17Na drie dagen riep hij de Joodse leiders bij zich. Toen ze bijeengekomen waren, zei hij tegen hen: ‘Broeders, ofschoon ik ons volk niets heb misdaan en de gebruiken van onze voorouders niet heb geschonden, ben ik door de Joden in Jeruzalem gevangengenomen en uitgeleverd aan de Romeinen, 18die me na verhoor wilden vrijlaten omdat er geen enkele grond was om mij ter dood te veroordelen. 19De Joden tekenden daar echter bezwaar tegen aan, zodat ik me gedwongen zag me op de keizer te beroepen, overigens zonder mijn volk van iets te willen beschuldigen. 20Dat is de reden waarom ik u verzocht heb hier met mij te komen spreken, want het is juist omwille van de hoop die Israël koestert dat ik deze boeien draag.’ 21Ze zeiden tegen hem: ‘We hebben uit Judea geen brief over u ontvangen, en ook heeft niemand van onze broeders ons bezocht om iets slechts over u te berichten of kwaad van u te spreken. 22Wel zouden we graag van u horen wat uw denkbeelden zijn, want het is ons bekend dat de groep waartoe u behoort overal op verzet stuit.’

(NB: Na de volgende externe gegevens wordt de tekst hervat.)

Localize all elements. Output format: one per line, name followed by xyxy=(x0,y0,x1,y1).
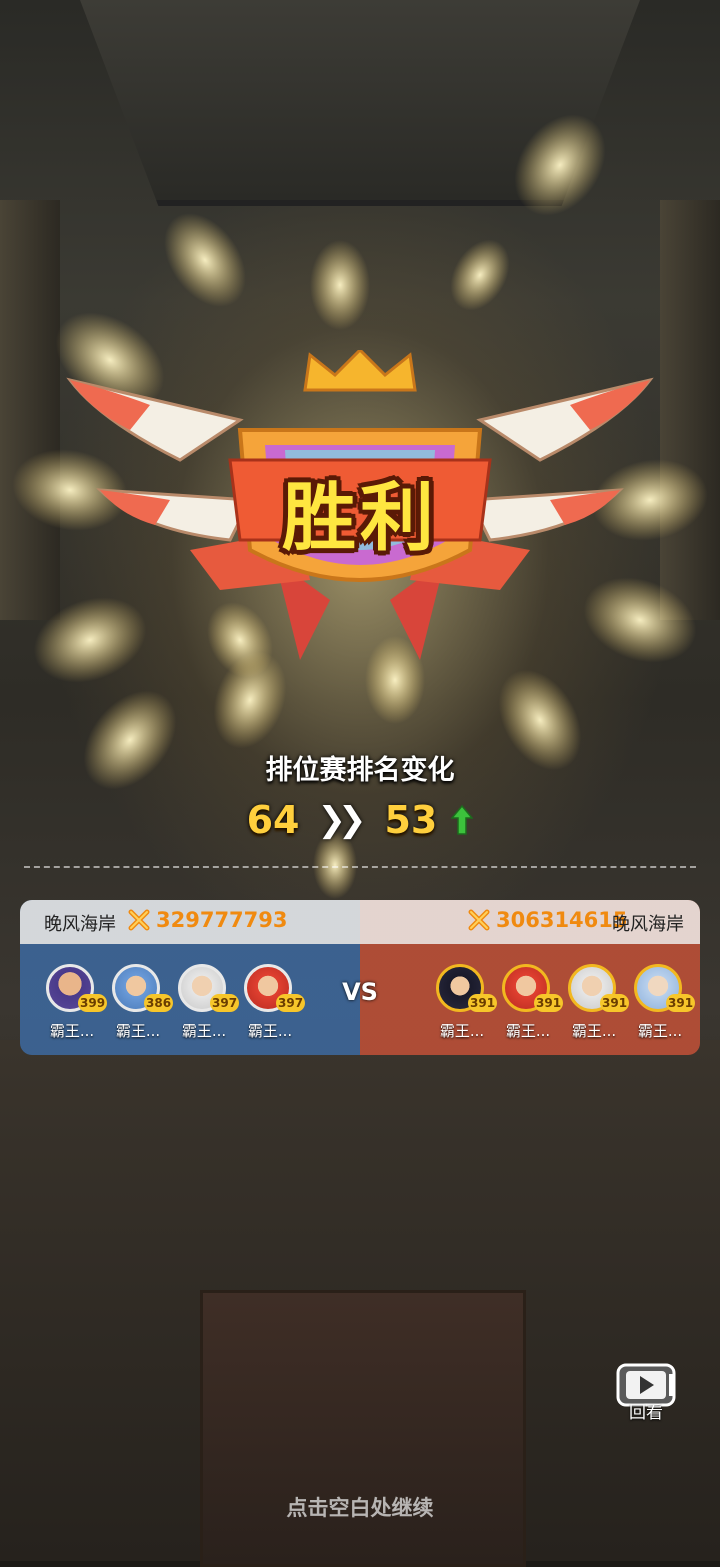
hero-name: 霸王... xyxy=(439,1022,485,1040)
crossed-swords-icon xyxy=(128,909,150,931)
right-hero-1[interactable]: 391 霸王... xyxy=(434,964,498,1044)
continue-hint: 点击空白处继续 xyxy=(286,1496,434,1520)
replay-label: 回看 xyxy=(629,1403,663,1423)
hero-level: 391 xyxy=(534,994,564,1012)
old-rank: 64 xyxy=(246,798,300,842)
crossed-swords-icon xyxy=(468,909,490,931)
rank-change-heading: 排位赛排名变化 xyxy=(265,755,455,786)
right-hero-2[interactable]: 391 霸王... xyxy=(500,964,564,1044)
floor-carpet xyxy=(200,1290,526,1567)
hero-level: 386 xyxy=(144,994,174,1012)
hero-name: 霸王... xyxy=(115,1022,161,1040)
left-hero-4[interactable]: 397 霸王... xyxy=(242,964,306,1044)
right-team-power-value: 306314615 xyxy=(496,908,628,932)
hero-name: 霸王... xyxy=(181,1022,227,1040)
left-team-name: 晚风海岸 xyxy=(44,914,116,935)
hero-name: 霸王... xyxy=(247,1022,293,1040)
rank-change-row: 64 ❯❯ 53 xyxy=(0,792,720,848)
right-team-power: 306314615 xyxy=(468,908,628,932)
battle-summary-panel: 晚风海岸 329777793 306314615 晚风海岸 399 霸王... … xyxy=(20,900,700,1055)
left-hero-1[interactable]: 399 霸王... xyxy=(44,964,108,1044)
left-team-power: 329777793 xyxy=(128,908,288,932)
hero-level: 391 xyxy=(666,994,696,1012)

23Ze maakten een afspraak en kwamen op de vastgestelde dag in groten getale naar hem toe. Van de ochtend tot de avond legde Paulus getuigenis af en sprak hij uitvoerig met hen over het koninkrijk van God, terwijl hij hen op grond van de Wet van Mozes en de Profeten voor Jezus probeerde te winnen. 24Sommigen lieten zich overtuigen door zijn woorden, maar anderen bleven ongelovig. 25Ze werden het niet met elkaar eens en gingen uiteen, maar niet voordat Paulus nog een laatste woord had gesproken: ‘Volkomen terecht heeft de heilige Geest bij monde van de profeet Jesaja tegen uw voorouders gezegd: 26“Ga naar dat volk en zeg: ‘Jullie zullen goed luisteren maar niets begrijpen, en jullie zullen goed kijken maar geen inzicht hebben. 27Want het hart van dit volk is afgestompt, hun oren zijn doof en hun ogen houden zij gesloten. Met hun ogen willen ze niets zien, met hun oren niets horen, met hun hart niets begrijpen. Want anders zouden ze tot inkeer komen en zou ik hen genezen.’” 28U moet dan ook weten dat God deze boodschap van redding al aan de heidenen bekendgemaakt heeft; zij zullen wel luisteren.’
30Paulus verbleef twee jaar in het huis dat hij gehuurd had en ontving daar iedereen die naar hem toe kwam. 31Hij verkondigde het koninkrijk van God en onderrichtte vrijmoedig over de Heer Jezus Christus, zonder dat hem iets in de weg werd gelegd.